指揮者で、松本蟻ケ崎高校長の鳥谷越浩子さん(61)は「中学生と大人たちが楽しく歌い続けている姿を見てほしい」と多くの来場を呼びかけている。
「メンバーの中に、もっと歌いたい、もっとうまくなりたいという気持ちがどんどんと芽生えてきて、互いが高め合ってきた10年だった」と鳥谷越さん。
同合唱団は2016年に高校音楽教諭の鳥谷越さんが、自身が活動した長野西高校合唱班の同年代の仲間と、後に教員になって指導した同班の教え子たちに声をかけて結成。その後は北信地域で指導した教え子らもメンバーに加わるなど、今は20代から60代までの女性21人が参加する。大半が高校時代に全国大会を経験したこともあり、当初からずっと自分たちが成長できるような高みを目指して難曲に取り組んできた。毎年全日本合唱コンクールに挑戦し続け、21年には全国大会への出場を果たした。

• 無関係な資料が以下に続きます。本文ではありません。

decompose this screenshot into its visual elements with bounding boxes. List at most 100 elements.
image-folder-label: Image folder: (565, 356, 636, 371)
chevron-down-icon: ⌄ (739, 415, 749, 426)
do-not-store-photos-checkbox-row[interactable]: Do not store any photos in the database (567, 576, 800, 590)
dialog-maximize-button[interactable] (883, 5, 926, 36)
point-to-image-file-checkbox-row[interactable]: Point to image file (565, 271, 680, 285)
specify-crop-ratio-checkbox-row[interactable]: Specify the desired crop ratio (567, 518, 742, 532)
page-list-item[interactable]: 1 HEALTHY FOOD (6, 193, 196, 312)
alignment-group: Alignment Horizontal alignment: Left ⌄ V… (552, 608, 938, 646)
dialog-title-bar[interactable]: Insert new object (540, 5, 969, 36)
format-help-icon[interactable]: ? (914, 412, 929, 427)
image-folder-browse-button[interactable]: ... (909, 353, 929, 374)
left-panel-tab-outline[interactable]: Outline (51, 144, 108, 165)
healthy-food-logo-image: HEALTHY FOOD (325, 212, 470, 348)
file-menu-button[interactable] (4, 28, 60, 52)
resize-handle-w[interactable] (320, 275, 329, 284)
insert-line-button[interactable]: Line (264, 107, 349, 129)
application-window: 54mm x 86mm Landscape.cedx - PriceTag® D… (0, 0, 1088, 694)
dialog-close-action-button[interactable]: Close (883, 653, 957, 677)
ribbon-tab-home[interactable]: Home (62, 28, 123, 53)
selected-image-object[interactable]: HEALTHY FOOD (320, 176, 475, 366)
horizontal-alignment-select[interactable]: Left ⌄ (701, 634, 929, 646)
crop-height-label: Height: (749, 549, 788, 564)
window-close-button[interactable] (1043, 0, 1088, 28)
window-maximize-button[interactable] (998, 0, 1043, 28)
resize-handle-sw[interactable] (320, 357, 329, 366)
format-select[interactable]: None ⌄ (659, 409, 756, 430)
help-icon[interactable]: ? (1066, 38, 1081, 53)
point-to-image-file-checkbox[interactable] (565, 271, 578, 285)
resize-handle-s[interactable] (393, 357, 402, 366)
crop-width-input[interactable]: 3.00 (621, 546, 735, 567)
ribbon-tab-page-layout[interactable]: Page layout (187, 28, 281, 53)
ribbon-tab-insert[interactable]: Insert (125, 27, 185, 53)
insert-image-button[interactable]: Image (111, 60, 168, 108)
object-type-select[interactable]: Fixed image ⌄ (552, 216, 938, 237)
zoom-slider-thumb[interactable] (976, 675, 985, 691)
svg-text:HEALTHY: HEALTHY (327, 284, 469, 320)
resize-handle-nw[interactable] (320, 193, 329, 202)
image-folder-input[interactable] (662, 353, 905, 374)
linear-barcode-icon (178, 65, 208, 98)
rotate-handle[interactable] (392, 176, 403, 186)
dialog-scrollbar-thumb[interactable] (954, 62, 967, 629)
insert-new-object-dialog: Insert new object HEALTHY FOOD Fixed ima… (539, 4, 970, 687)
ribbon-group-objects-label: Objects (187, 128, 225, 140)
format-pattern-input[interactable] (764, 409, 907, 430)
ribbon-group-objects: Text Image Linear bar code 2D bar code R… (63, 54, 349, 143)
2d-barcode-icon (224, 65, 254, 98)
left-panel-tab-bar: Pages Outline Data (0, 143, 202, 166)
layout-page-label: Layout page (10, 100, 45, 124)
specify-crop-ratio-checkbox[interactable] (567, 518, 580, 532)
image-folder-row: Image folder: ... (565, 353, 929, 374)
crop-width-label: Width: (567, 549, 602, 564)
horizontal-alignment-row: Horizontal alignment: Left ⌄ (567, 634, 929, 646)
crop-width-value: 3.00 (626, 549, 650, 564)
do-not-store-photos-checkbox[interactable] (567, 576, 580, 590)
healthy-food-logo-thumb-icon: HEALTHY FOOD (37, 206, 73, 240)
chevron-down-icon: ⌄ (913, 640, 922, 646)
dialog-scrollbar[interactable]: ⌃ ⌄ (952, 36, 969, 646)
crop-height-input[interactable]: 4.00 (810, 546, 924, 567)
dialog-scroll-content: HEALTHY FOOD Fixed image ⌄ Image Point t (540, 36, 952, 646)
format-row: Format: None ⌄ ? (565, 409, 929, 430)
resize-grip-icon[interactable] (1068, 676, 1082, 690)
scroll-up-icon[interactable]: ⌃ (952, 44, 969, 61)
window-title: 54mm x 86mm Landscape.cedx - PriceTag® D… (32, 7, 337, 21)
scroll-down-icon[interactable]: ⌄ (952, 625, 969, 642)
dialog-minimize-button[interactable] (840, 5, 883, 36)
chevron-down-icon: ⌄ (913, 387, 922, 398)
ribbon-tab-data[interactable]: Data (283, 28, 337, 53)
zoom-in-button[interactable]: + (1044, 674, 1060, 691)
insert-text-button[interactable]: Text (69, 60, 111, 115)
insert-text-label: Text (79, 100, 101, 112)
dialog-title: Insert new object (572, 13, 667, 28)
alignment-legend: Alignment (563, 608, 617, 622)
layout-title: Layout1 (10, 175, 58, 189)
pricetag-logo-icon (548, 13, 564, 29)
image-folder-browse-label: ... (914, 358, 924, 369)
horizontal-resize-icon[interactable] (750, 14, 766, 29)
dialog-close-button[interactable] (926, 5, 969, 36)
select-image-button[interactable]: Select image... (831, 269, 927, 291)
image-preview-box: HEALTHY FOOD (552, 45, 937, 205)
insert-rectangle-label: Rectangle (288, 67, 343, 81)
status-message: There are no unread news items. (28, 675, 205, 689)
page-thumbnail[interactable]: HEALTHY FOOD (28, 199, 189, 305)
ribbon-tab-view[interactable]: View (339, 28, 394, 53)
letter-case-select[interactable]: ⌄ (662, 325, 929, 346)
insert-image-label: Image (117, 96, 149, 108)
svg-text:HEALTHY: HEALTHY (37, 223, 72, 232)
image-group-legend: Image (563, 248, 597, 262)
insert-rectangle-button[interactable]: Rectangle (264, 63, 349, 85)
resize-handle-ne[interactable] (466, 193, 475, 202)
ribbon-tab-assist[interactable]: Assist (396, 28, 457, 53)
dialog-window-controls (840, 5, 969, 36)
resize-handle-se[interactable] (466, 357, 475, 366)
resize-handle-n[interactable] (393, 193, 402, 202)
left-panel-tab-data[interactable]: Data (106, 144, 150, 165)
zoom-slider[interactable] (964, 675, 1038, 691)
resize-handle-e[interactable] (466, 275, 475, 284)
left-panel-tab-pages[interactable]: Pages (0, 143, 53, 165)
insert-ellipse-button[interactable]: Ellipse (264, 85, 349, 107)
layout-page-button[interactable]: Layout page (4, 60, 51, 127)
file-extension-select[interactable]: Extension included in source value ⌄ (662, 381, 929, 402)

今年度、市内中学校の部活動が終了し、地域移行されたことを受け、「大人の私たちにできることを」と、「使命感」を持って中学校合唱部の受け皿となる「ジュニア」部門を設立した。三陽中学校音楽教諭の鷹沢和(のどか)さん(25)が、団員だった縁で実現。鷹沢さんの指導の下、三陽中の生徒9人と桜ケ岡中の生徒2人が週の平日3日と土曜日に三陽中学校で活動している。本団大人たちとの合同練習もある。今回がジュニアにとっては初の定期演奏会で、単独で3曲を発表する。
当日のプログラムは3部構成で計16曲を演奏。記念ステージの柱として、人気の若手作曲家土田豊貴さんへの委嘱作品「5人の女性歌人による恋の歌」(仮称)を初演。コンクールで歌った「野の墓碑銘」「知るや君」、演奏会副題の「愛をこめて花束を」などのポピュラー、「ボクはウタ」などジュニアとの合同演奏もある。
「合唱を続けられる自分たちの幸せ感を出して、みんなが笑顔になれるような歌声を響かせたい」とジュニア団員ら。「合唱団は、生活の豊かな彩り」という団員の堀内洋子さんは「お客さんがちょっと温かい気持ちで帰ってもらえるようなステージを届けたい」と笑顔を見せた。
公演は全席自由で入場料は一般1000円、高校生以下500円。当日券も同額。長野市芸術館チケットセンターで購入できる。